For months before the 2020 presidential election, President Donald Trump was elevating baseless or nonsensical claims about the security of mail-in ballots. It was transparent in its intent. He went on TV and said that making it easier to vote was bad for Republicans, and in 2020 “bad for Republicans” meant “bad for Trump.” But the nation had already settled into its trenches, with an established pattern of Trump making false claims, his allies pretending they were legitimate and his base ignoring the explanations of independent adjudicators about why they weren’t.
As the election drew closer, Trump’s gambit became explicit. He would take advantage of the gap between counting votes cast on Election Day and those submitted by mail to pretend that the election was being stolen from him. His aides and allies talked about it. There was even reporting that he was going to simply say he had won even before most of the votes were counted. Which he did.
Had this been the culmination of Trump’s effort to retain power, it would have been obvious and polarizing, but it would not have been criminal. But the culmination was still months away. Over that ensuing period, Trump tried, with increasing obviousness and decreasing connection to reality, to stay president. He fought his loss even after law enforcement and the military had managed to reclaim the U.S. Capitol from violent supporters he’d enlisted to his cause. And he did it all right in the open, as the country watched in alarm or excitement, depending on the trench in which they sat.
The indictment issued by a federal grand jury in Washington on Tuesday is a historic document, for obvious reasons. It is distinct from Trump’s previous indictments in part because of its scale. This wasn’t hush money payments to an adult-film actress or trying to hang on to classified documents from his time as president. This indictment makes the case that Trump was trying to dismantle democracy. This was Trump trying to orchestrate a mechanism through which he got to keep flying around on Air Force One, whatever the costs to the country. This particular U.S. v. Trump is, more so than the other indictment obtained by special counsel Jack Smith, very much about Trump vs. the U.S.

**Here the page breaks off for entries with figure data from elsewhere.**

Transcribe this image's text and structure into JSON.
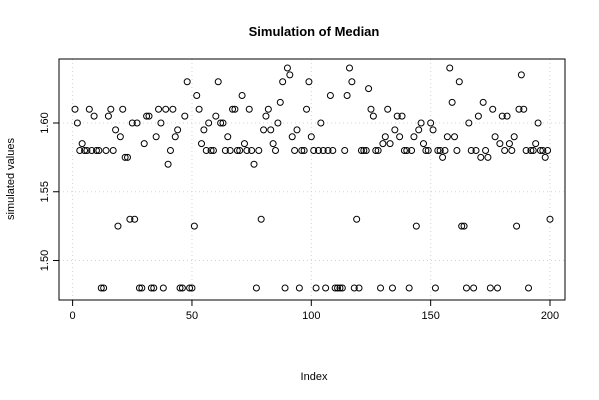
{
  "chart_data": {
    "type": "scatter",
    "title": "Simulation of Median",
    "xlabel": "Index",
    "ylabel": "simulated values",
    "xlim": [
      1,
      200
    ],
    "ylim": [
      1.48,
      1.64
    ],
    "xticks": [
      0,
      50,
      100,
      150,
      200
    ],
    "xtick_labels": [
      "0",
      "50",
      "100",
      "150",
      "200"
    ],
    "yticks": [
      1.5,
      1.55,
      1.6
    ],
    "ytick_labels": [
      "1.50",
      "1.55",
      "1.60"
    ],
    "grid": true,
    "marker": "open-circle",
    "x": [
      1,
      2,
      3,
      4,
      5,
      6,
      7,
      8,
      9,
      10,
      11,
      12,
      13,
      14,
      15,
      16,
      17,
      18,
      19,
      20,
      21,
      22,
      23,
      24,
      25,
      26,
      27,
      28,
      29,
      30,
      31,
      32,
      33,
      34,
      35,
      36,
      37,
      38,
      39,
      40,
      41,
      42,
      43,
      44,
      45,
      46,
      47,
      48,
      49,
      50,
      51,
      52,
      53,
      54,
      55,
      56,
      57,
      58,
      59,
      60,
      61,
      62,
      63,
      64,
      65,
      66,
      67,
      68,
      69,
      70,
      71,
      72,
      73,
      74,
      75,
      76,
      77,
      78,
      79,
      80,
      81,
      82,
      83,
      84,
      85,
      86,
      87,
      88,
      89,
      90,
      91,
      92,
      93,
      94,
      95,
      96,
      97,
      98,
      99,
      100,
      101,
      102,
      103,
      104,
      105,
      106,
      107,
      108,
      109,
      110,
      111,
      112,
      113,
      114,
      115,
      116,
      117,
      118,
      119,
      120,
      121,
      122,
      123,
      124,
      125,
      126,
      127,
      128,
      129,
      130,
      131,
      132,
      133,
      134,
      135,
      136,
      137,
      138,
      139,
      140,
      141,
      142,
      143,
      144,
      145,
      146,
      147,
      148,
      149,
      150,
      151,
      152,
      153,
      154,
      155,
      156,
      157,
      158,
      159,
      160,
      161,
      162,
      163,
      164,
      165,
      166,
      167,
      168,
      169,
      170,
      171,
      172,
      173,
      174,
      175,
      176,
      177,
      178,
      179,
      180,
      181,
      182,
      183,
      184,
      185,
      186,
      187,
      188,
      189,
      190,
      191,
      192,
      193,
      194,
      195,
      196,
      197,
      198,
      199,
      200
    ],
    "y": [
      1.61,
      1.6,
      1.58,
      1.585,
      1.58,
      1.58,
      1.61,
      1.58,
      1.605,
      1.58,
      1.58,
      1.48,
      1.48,
      1.58,
      1.605,
      1.61,
      1.58,
      1.595,
      1.525,
      1.59,
      1.61,
      1.575,
      1.575,
      1.53,
      1.6,
      1.53,
      1.6,
      1.48,
      1.48,
      1.585,
      1.605,
      1.605,
      1.48,
      1.48,
      1.59,
      1.61,
      1.6,
      1.48,
      1.61,
      1.57,
      1.58,
      1.61,
      1.59,
      1.595,
      1.48,
      1.48,
      1.605,
      1.63,
      1.48,
      1.48,
      1.525,
      1.62,
      1.61,
      1.585,
      1.595,
      1.58,
      1.6,
      1.58,
      1.58,
      1.605,
      1.63,
      1.6,
      1.6,
      1.58,
      1.59,
      1.58,
      1.61,
      1.61,
      1.58,
      1.58,
      1.62,
      1.585,
      1.58,
      1.61,
      1.58,
      1.57,
      1.48,
      1.58,
      1.53,
      1.595,
      1.605,
      1.61,
      1.595,
      1.585,
      1.58,
      1.6,
      1.615,
      1.63,
      1.48,
      1.64,
      1.635,
      1.59,
      1.58,
      1.595,
      1.48,
      1.58,
      1.58,
      1.61,
      1.63,
      1.59,
      1.58,
      1.48,
      1.58,
      1.6,
      1.58,
      1.48,
      1.58,
      1.62,
      1.58,
      1.48,
      1.48,
      1.48,
      1.48,
      1.58,
      1.62,
      1.64,
      1.63,
      1.48,
      1.53,
      1.48,
      1.58,
      1.58,
      1.58,
      1.625,
      1.61,
      1.605,
      1.58,
      1.58,
      1.48,
      1.585,
      1.59,
      1.61,
      1.585,
      1.48,
      1.595,
      1.605,
      1.59,
      1.605,
      1.58,
      1.58,
      1.48,
      1.58,
      1.59,
      1.525,
      1.595,
      1.6,
      1.585,
      1.58,
      1.58,
      1.6,
      1.595,
      1.48,
      1.58,
      1.58,
      1.575,
      1.58,
      1.59,
      1.64,
      1.615,
      1.59,
      1.58,
      1.63,
      1.525,
      1.525,
      1.48,
      1.6,
      1.58,
      1.48,
      1.58,
      1.605,
      1.575,
      1.615,
      1.58,
      1.575,
      1.48,
      1.61,
      1.59,
      1.48,
      1.585,
      1.605,
      1.58,
      1.605,
      1.585,
      1.58,
      1.59,
      1.525,
      1.61,
      1.635,
      1.61,
      1.58,
      1.48,
      1.58,
      1.58,
      1.585,
      1.6,
      1.58,
      1.58,
      1.575,
      1.58,
      1.53
    ]
  }
}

And, unlike those other indictments, we saw it happen as it unfolded.
The charges it includes are ones that would have been foreign to non-attorney observers a few years ago — what did it mean to conspire to defraud the nation? But we watched what Trump did. We saw how, in the days after the election, he elevated obviously false arguments about fraud and boosted obviously unreliable storytellers who were saying what he wanted people to hear.
We marveled at the anonymous quote a Republican official gave to The Washington Post: “What is the downside for humoring him for this little bit of time? No one seriously thinks the results will change. … It’s not like he’s plotting how to prevent Joe Biden from taking power on Jan. 20.” For many observers, it seemed obviously fraught to let a sitting president blow off steam by energetically eroding confidence in the results of the election, even if we didn’t yet know that he very much was plotting against Biden.

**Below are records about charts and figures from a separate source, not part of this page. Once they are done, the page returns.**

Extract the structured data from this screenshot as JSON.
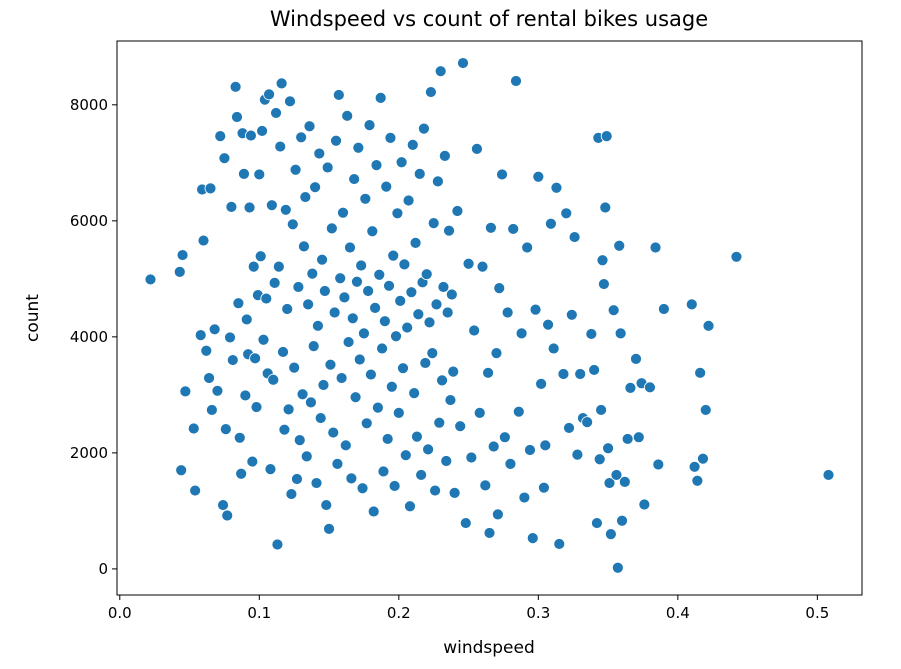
{
  "chart_data": {
    "type": "scatter",
    "title": "Windspeed vs count of rental bikes usage",
    "xlabel": "windspeed",
    "ylabel": "count",
    "xlim": [
      -0.002,
      0.532
    ],
    "ylim": [
      -450,
      9100
    ],
    "xticks": [
      "0.0",
      "0.1",
      "0.2",
      "0.3",
      "0.4",
      "0.5"
    ],
    "yticks": [
      "0",
      "2000",
      "4000",
      "6000",
      "8000"
    ],
    "grid": false,
    "legend": "none",
    "point_color": "#1f77b4",
    "series": [
      {
        "points": [
          [
            0.022,
            4990
          ],
          [
            0.043,
            5120
          ],
          [
            0.044,
            1700
          ],
          [
            0.045,
            5410
          ],
          [
            0.047,
            3060
          ],
          [
            0.053,
            2420
          ],
          [
            0.054,
            1350
          ],
          [
            0.058,
            4030
          ],
          [
            0.059,
            6540
          ],
          [
            0.06,
            5660
          ],
          [
            0.062,
            3760
          ],
          [
            0.064,
            3290
          ],
          [
            0.065,
            6560
          ],
          [
            0.066,
            2740
          ],
          [
            0.068,
            4130
          ],
          [
            0.07,
            3070
          ],
          [
            0.072,
            7460
          ],
          [
            0.074,
            1100
          ],
          [
            0.075,
            7080
          ],
          [
            0.076,
            2410
          ],
          [
            0.077,
            920
          ],
          [
            0.079,
            3990
          ],
          [
            0.08,
            6240
          ],
          [
            0.081,
            3600
          ],
          [
            0.083,
            8310
          ],
          [
            0.084,
            7790
          ],
          [
            0.085,
            4580
          ],
          [
            0.086,
            2260
          ],
          [
            0.087,
            1640
          ],
          [
            0.088,
            7510
          ],
          [
            0.089,
            6810
          ],
          [
            0.09,
            2990
          ],
          [
            0.091,
            4300
          ],
          [
            0.092,
            3700
          ],
          [
            0.093,
            6230
          ],
          [
            0.094,
            7470
          ],
          [
            0.095,
            1850
          ],
          [
            0.096,
            5210
          ],
          [
            0.097,
            3630
          ],
          [
            0.098,
            2790
          ],
          [
            0.099,
            4720
          ],
          [
            0.1,
            6800
          ],
          [
            0.101,
            5390
          ],
          [
            0.102,
            7550
          ],
          [
            0.103,
            3950
          ],
          [
            0.104,
            8090
          ],
          [
            0.105,
            4660
          ],
          [
            0.106,
            3370
          ],
          [
            0.107,
            8180
          ],
          [
            0.108,
            1720
          ],
          [
            0.109,
            6270
          ],
          [
            0.11,
            3260
          ],
          [
            0.111,
            4930
          ],
          [
            0.112,
            7860
          ],
          [
            0.113,
            420
          ],
          [
            0.114,
            5210
          ],
          [
            0.115,
            7280
          ],
          [
            0.116,
            8370
          ],
          [
            0.117,
            3740
          ],
          [
            0.118,
            2400
          ],
          [
            0.119,
            6190
          ],
          [
            0.12,
            4480
          ],
          [
            0.121,
            2750
          ],
          [
            0.122,
            8060
          ],
          [
            0.123,
            1290
          ],
          [
            0.124,
            5940
          ],
          [
            0.125,
            3470
          ],
          [
            0.126,
            6880
          ],
          [
            0.127,
            1550
          ],
          [
            0.128,
            4860
          ],
          [
            0.129,
            2220
          ],
          [
            0.13,
            7440
          ],
          [
            0.131,
            3010
          ],
          [
            0.132,
            5560
          ],
          [
            0.133,
            6410
          ],
          [
            0.134,
            1940
          ],
          [
            0.135,
            4560
          ],
          [
            0.136,
            7630
          ],
          [
            0.137,
            2870
          ],
          [
            0.138,
            5090
          ],
          [
            0.139,
            3840
          ],
          [
            0.14,
            6580
          ],
          [
            0.141,
            1480
          ],
          [
            0.142,
            4190
          ],
          [
            0.143,
            7160
          ],
          [
            0.144,
            2600
          ],
          [
            0.145,
            5330
          ],
          [
            0.146,
            3170
          ],
          [
            0.147,
            4790
          ],
          [
            0.148,
            1100
          ],
          [
            0.149,
            6920
          ],
          [
            0.15,
            690
          ],
          [
            0.151,
            3520
          ],
          [
            0.152,
            5870
          ],
          [
            0.153,
            2350
          ],
          [
            0.154,
            4420
          ],
          [
            0.155,
            7380
          ],
          [
            0.156,
            1810
          ],
          [
            0.157,
            8170
          ],
          [
            0.158,
            5010
          ],
          [
            0.159,
            3290
          ],
          [
            0.16,
            6140
          ],
          [
            0.161,
            4680
          ],
          [
            0.162,
            2130
          ],
          [
            0.163,
            7810
          ],
          [
            0.164,
            3910
          ],
          [
            0.165,
            5540
          ],
          [
            0.166,
            1560
          ],
          [
            0.167,
            4320
          ],
          [
            0.168,
            6720
          ],
          [
            0.169,
            2960
          ],
          [
            0.17,
            4950
          ],
          [
            0.171,
            7260
          ],
          [
            0.172,
            3610
          ],
          [
            0.173,
            5230
          ],
          [
            0.174,
            1390
          ],
          [
            0.175,
            4060
          ],
          [
            0.176,
            6380
          ],
          [
            0.177,
            2510
          ],
          [
            0.178,
            4790
          ],
          [
            0.179,
            7650
          ],
          [
            0.18,
            3350
          ],
          [
            0.181,
            5820
          ],
          [
            0.182,
            990
          ],
          [
            0.183,
            4500
          ],
          [
            0.184,
            6960
          ],
          [
            0.185,
            2780
          ],
          [
            0.186,
            5070
          ],
          [
            0.187,
            8120
          ],
          [
            0.188,
            3800
          ],
          [
            0.189,
            1680
          ],
          [
            0.19,
            4270
          ],
          [
            0.191,
            6590
          ],
          [
            0.192,
            2240
          ],
          [
            0.193,
            4880
          ],
          [
            0.194,
            7430
          ],
          [
            0.195,
            3140
          ],
          [
            0.196,
            5400
          ],
          [
            0.197,
            1430
          ],
          [
            0.198,
            4010
          ],
          [
            0.199,
            6130
          ],
          [
            0.2,
            2690
          ],
          [
            0.201,
            4620
          ],
          [
            0.202,
            7010
          ],
          [
            0.203,
            3460
          ],
          [
            0.204,
            5250
          ],
          [
            0.205,
            1960
          ],
          [
            0.206,
            4160
          ],
          [
            0.207,
            6350
          ],
          [
            0.208,
            1080
          ],
          [
            0.209,
            4770
          ],
          [
            0.21,
            7310
          ],
          [
            0.211,
            3030
          ],
          [
            0.212,
            5620
          ],
          [
            0.213,
            2280
          ],
          [
            0.214,
            4390
          ],
          [
            0.215,
            6810
          ],
          [
            0.216,
            1620
          ],
          [
            0.217,
            4940
          ],
          [
            0.218,
            7590
          ],
          [
            0.219,
            3550
          ],
          [
            0.22,
            5080
          ],
          [
            0.221,
            2060
          ],
          [
            0.222,
            4250
          ],
          [
            0.223,
            8220
          ],
          [
            0.224,
            3720
          ],
          [
            0.225,
            5960
          ],
          [
            0.226,
            1350
          ],
          [
            0.227,
            4560
          ],
          [
            0.228,
            6680
          ],
          [
            0.229,
            2520
          ],
          [
            0.23,
            8580
          ],
          [
            0.231,
            3250
          ],
          [
            0.232,
            4860
          ],
          [
            0.233,
            7120
          ],
          [
            0.234,
            1860
          ],
          [
            0.235,
            4420
          ],
          [
            0.236,
            5830
          ],
          [
            0.237,
            2910
          ],
          [
            0.238,
            4730
          ],
          [
            0.239,
            3400
          ],
          [
            0.24,
            1310
          ],
          [
            0.242,
            6170
          ],
          [
            0.244,
            2460
          ],
          [
            0.246,
            8720
          ],
          [
            0.248,
            790
          ],
          [
            0.25,
            5260
          ],
          [
            0.252,
            1920
          ],
          [
            0.254,
            4110
          ],
          [
            0.256,
            7240
          ],
          [
            0.258,
            2690
          ],
          [
            0.26,
            5210
          ],
          [
            0.262,
            1440
          ],
          [
            0.264,
            3380
          ],
          [
            0.265,
            620
          ],
          [
            0.266,
            5880
          ],
          [
            0.268,
            2110
          ],
          [
            0.27,
            3720
          ],
          [
            0.271,
            940
          ],
          [
            0.272,
            4840
          ],
          [
            0.274,
            6800
          ],
          [
            0.276,
            2270
          ],
          [
            0.278,
            4420
          ],
          [
            0.28,
            1810
          ],
          [
            0.282,
            5860
          ],
          [
            0.284,
            8410
          ],
          [
            0.286,
            2710
          ],
          [
            0.288,
            4060
          ],
          [
            0.29,
            1230
          ],
          [
            0.292,
            5540
          ],
          [
            0.294,
            2050
          ],
          [
            0.296,
            530
          ],
          [
            0.298,
            4470
          ],
          [
            0.3,
            6760
          ],
          [
            0.302,
            3190
          ],
          [
            0.304,
            1400
          ],
          [
            0.305,
            2130
          ],
          [
            0.307,
            4210
          ],
          [
            0.309,
            5950
          ],
          [
            0.311,
            3800
          ],
          [
            0.313,
            6570
          ],
          [
            0.315,
            430
          ],
          [
            0.318,
            3360
          ],
          [
            0.32,
            6130
          ],
          [
            0.322,
            2430
          ],
          [
            0.324,
            4380
          ],
          [
            0.326,
            5720
          ],
          [
            0.328,
            1970
          ],
          [
            0.33,
            3360
          ],
          [
            0.332,
            2600
          ],
          [
            0.335,
            2530
          ],
          [
            0.338,
            4050
          ],
          [
            0.34,
            3430
          ],
          [
            0.342,
            790
          ],
          [
            0.343,
            7430
          ],
          [
            0.344,
            1890
          ],
          [
            0.345,
            2740
          ],
          [
            0.346,
            5320
          ],
          [
            0.347,
            4910
          ],
          [
            0.348,
            6230
          ],
          [
            0.349,
            7460
          ],
          [
            0.35,
            2080
          ],
          [
            0.351,
            1480
          ],
          [
            0.352,
            600
          ],
          [
            0.354,
            4460
          ],
          [
            0.356,
            1620
          ],
          [
            0.357,
            20
          ],
          [
            0.358,
            5570
          ],
          [
            0.359,
            4060
          ],
          [
            0.36,
            830
          ],
          [
            0.362,
            1500
          ],
          [
            0.364,
            2240
          ],
          [
            0.366,
            3120
          ],
          [
            0.37,
            3620
          ],
          [
            0.372,
            2270
          ],
          [
            0.374,
            3200
          ],
          [
            0.376,
            1110
          ],
          [
            0.38,
            3130
          ],
          [
            0.384,
            5540
          ],
          [
            0.386,
            1800
          ],
          [
            0.39,
            4480
          ],
          [
            0.41,
            4560
          ],
          [
            0.412,
            1760
          ],
          [
            0.414,
            1520
          ],
          [
            0.416,
            3380
          ],
          [
            0.418,
            1900
          ],
          [
            0.42,
            2740
          ],
          [
            0.422,
            4190
          ],
          [
            0.442,
            5380
          ],
          [
            0.508,
            1620
          ]
        ]
      }
    ]
  }
}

His allies sat down on Dec. 14, 2020, and pretended they were casting electoral votes on his behalf even in states he lost. In many cases, they did it on camera. They talked about it. It was all out in the open, to the extent that it seemed like … maybe this was just taking complaints about losing the election and turning them up to 11? The nation was the proverbial frog in warming water; sure, it was uncomfortable, but acclimation occurred quickly.
By early January 2021, the water was scalding. Reports of angry meetings at the White House. Disruptions in the leadership of the Justice Department. Warnings about the threats posed to state election workers. And Trump, running out of options, demanding that his supporters come to Washington on Jan. 6. His millions of supporters were being crowded into a narrower and narrower path toward retaining him as president, jostling and growing angrier. And the path led to the Capitol steps.

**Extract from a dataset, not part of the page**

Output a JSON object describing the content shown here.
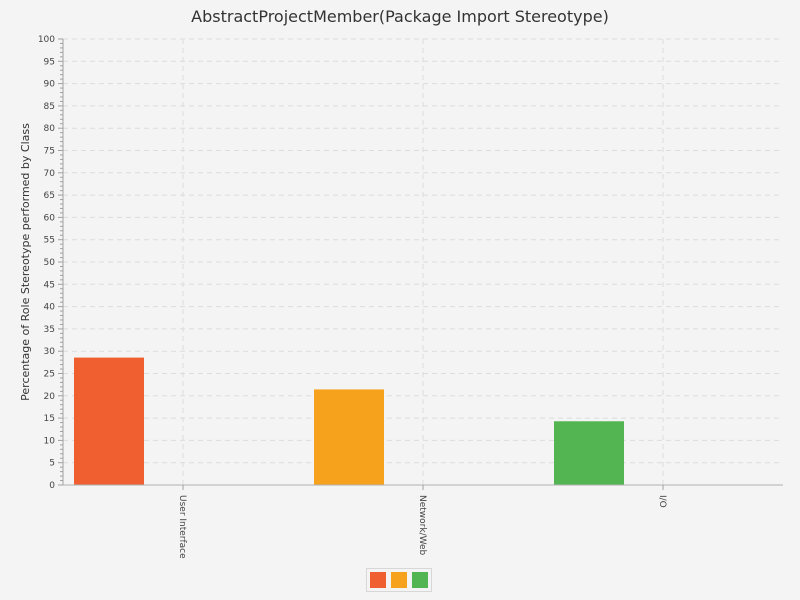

We saw all this happen. We saw what happened next.
The Trump era has been defined in part by emphasizing the concerns of him and his base above those of everyone else. This was a function of the novelty of Trump; he is skilled at getting attention and is indifferent about straying outside constraints. It was also a reaction to the 2016 election itself: that his victory was so unexpected triggered a hyperactive focus on the movement that undergirded it. His base was given outsize primacy, particularly since it constituted a minority of the electorate, not to mention the population.
But the 180-million-plus American adults who didn’t cast a vote for Trump largely saw what unfolded in the aftermath of the 2020 election for what it was: an aggressively hostile reaction from an established fabulist aimed at keeping him in the White House. A president who came to the job without any demonstrable respect for the institution itself tried to avoid having to give it up. And he was willing to do whatever he could to make that happen.
And we saw it. We saw the fake electors and we saw the riot and we saw a pillow salesman show up at the White House with plans to declare martial law. We watched all of this and — those of us who were not snookered into believing that the election was stolen or who weren’t willing to delude ourselves into accepting some alternative narrative about the election being “rigged” — wondered why there were no apparent consequences.
What makes Trump’s third indictment different is that we saw what the grand jury felt constituted a crime unfold in front of our eyes. What makes it different is that we were all the victims of the alleged criminal behavior. All of us, every American. Even Trump’s supporters.
What makes it different is that, for the first time, there may be actual consequences for what Trump tried to do.